エルリック兄弟が士官学校へ通い始めて1週間が過ぎようかと言う頃、ジャンはアルフォンスにエドワードの発言について相談した。
「・・・兄さん、そんなこと言ってたんですか」
「ああ。お前から説得できねぇか?」
ジャンの言葉に、アルフォンスはかぶりを振る。
「無理ですよ。そうなっちゃったら、兄さんはボクの言うことでも聞いてくれませんよ。兄さん自身が、その手段が正しいかどうか自信が無い状態だったら兎も角、多分兄さんはその手段が正しいって決めてるでしょう?」
「・・・だろうな」
「それなら・・・多分、兄さんの目的通り、早くこの件を片付けるのが一番じゃないかと思います。それさえ片付いてしまえば、兄さんだってわざわざ嫌われるようなことしなくて済むでしょうし」
アルフォンスの言い分は尤もだ。それは分かってはいるが、納得できるかといわれればそれでもやっぱり、エドワードにはそんなことさせたくない、としかジャンには言えなかった。

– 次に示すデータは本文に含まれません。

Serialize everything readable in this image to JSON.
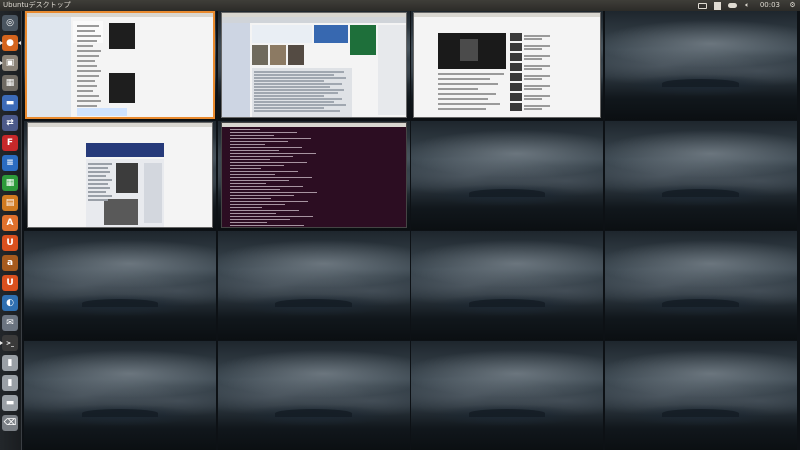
{
  "top_panel": {
    "title": "Ubuntuデスクトップ",
    "clock": "00:03",
    "tray": [
      "keyboard-indicator",
      "network-indicator",
      "cloud-indicator",
      "volume-indicator",
      "session-gear"
    ]
  },
  "launcher": {
    "items": [
      {
        "name": "dash-home",
        "glyph": "◎",
        "color": "#4a5560"
      },
      {
        "name": "firefox",
        "glyph": "●",
        "color": "#d4641d"
      },
      {
        "name": "files",
        "glyph": "▣",
        "color": "#8a8277"
      },
      {
        "name": "system-settings",
        "glyph": "▦",
        "color": "#6f6a63"
      },
      {
        "name": "disk",
        "glyph": "▬",
        "color": "#3c6bb8"
      },
      {
        "name": "network-share",
        "glyph": "⇄",
        "color": "#4c5a8a"
      },
      {
        "name": "filezilla",
        "glyph": "F",
        "color": "#c6282a"
      },
      {
        "name": "libreoffice-writer",
        "glyph": "≡",
        "color": "#2b6cc1"
      },
      {
        "name": "libreoffice-calc",
        "glyph": "▦",
        "color": "#2d9a3a"
      },
      {
        "name": "libreoffice-impress",
        "glyph": "▤",
        "color": "#d07a20"
      },
      {
        "name": "ubuntu-software",
        "glyph": "A",
        "color": "#e0702c"
      },
      {
        "name": "ubuntu-one",
        "glyph": "U",
        "color": "#d9501e"
      },
      {
        "name": "amazon",
        "glyph": "a",
        "color": "#a65a1e"
      },
      {
        "name": "ubuntu-one-music",
        "glyph": "U",
        "color": "#d9501e"
      },
      {
        "name": "workspace-switcher",
        "glyph": "◐",
        "color": "#2f6fb0"
      },
      {
        "name": "mail",
        "glyph": "✉",
        "color": "#6b7480"
      },
      {
        "name": "terminal",
        "glyph": ">_",
        "color": "#3a3a3a"
      },
      {
        "name": "drive-a",
        "glyph": "▮",
        "color": "#9aa0a6"
      },
      {
        "name": "drive-b",
        "glyph": "▮",
        "color": "#9aa0a6"
      },
      {
        "name": "drive-c",
        "glyph": "▬",
        "color": "#9aa0a6"
      },
      {
        "name": "trash",
        "glyph": "⌫",
        "color": "#7a7f85"
      }
    ]
  },
  "workspaces": {
    "count": 16,
    "columns": 4,
    "rows": 4
  }
}
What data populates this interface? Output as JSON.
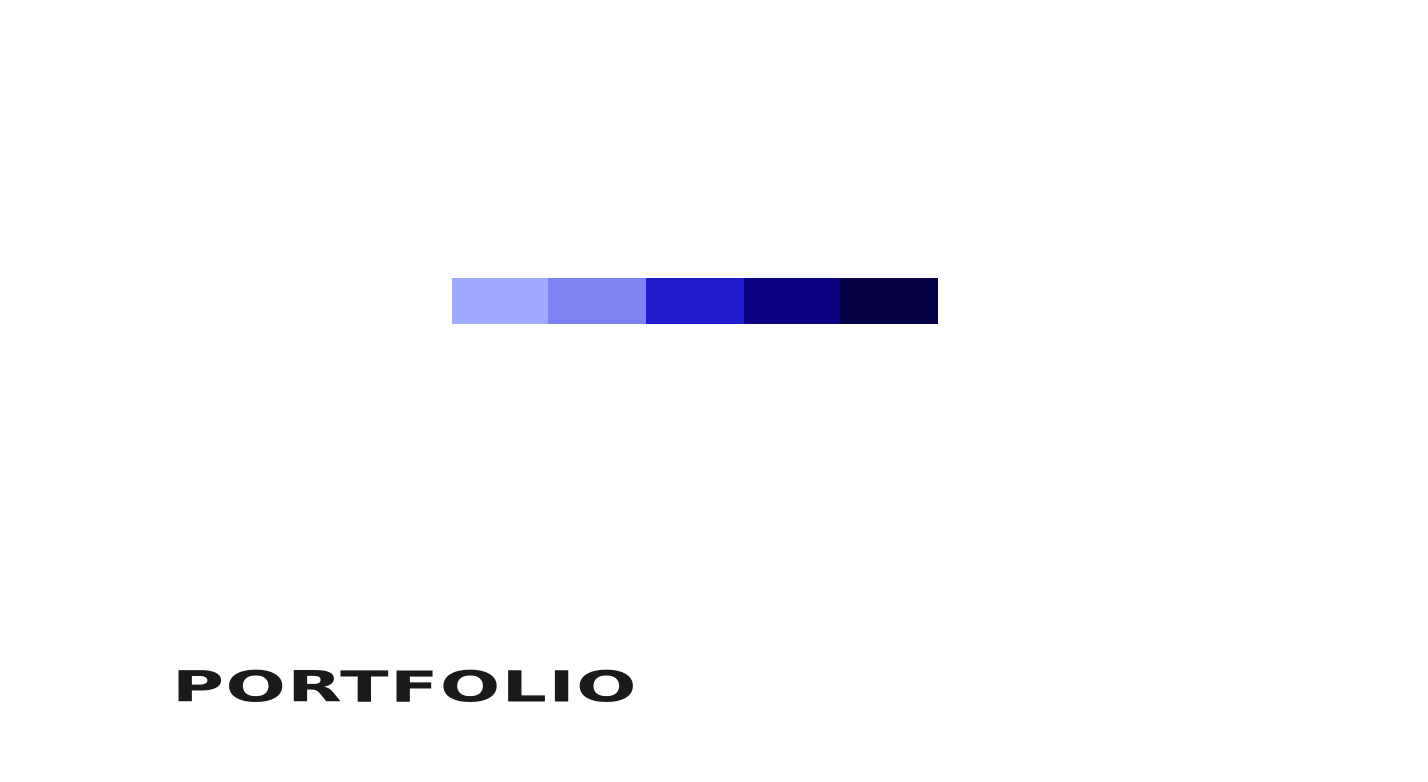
{
  "palette": {
    "swatches": [
      {
        "color": "#9daaff"
      },
      {
        "color": "#7b82f2"
      },
      {
        "color": "#1f1cce"
      },
      {
        "color": "#0a0080"
      },
      {
        "color": "#050045"
      }
    ]
  },
  "footer": {
    "title": "PORTFOLIO"
  }
}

「はぁ〜あ。でもなぁ。分かってはいるんだよ分かってはさ。でもこう・・・なんでアイツはもっと自分を大事にしてくんねーのかなー・・・」
大きな溜息をついて、ソファの背もたれに思い切り寄りかかると、アルフォンスが面白そうに笑った。
「ハボック少尉って、本当に兄さんを愛してるんですね」
「んなっ、なんだよ突然!?」
「だって、普通ならその相談はボク本人にはしないですよ?マスタング准将とかに言うならともかく・・・。だから、何よりも兄さんが最優先なんだなぁ、って思って」
クスクス笑っているアルフォンスに、ジャンは頬が火照るのを感じた。全く、10歳以上も年下のやつにからかわれるとは。
「そっ、その、煙草吸っていいか!?」
「どうぞ」
照れ隠しに煙草を咥えて見るが、それが照れ隠しなのもどうも見抜かれているような気がした。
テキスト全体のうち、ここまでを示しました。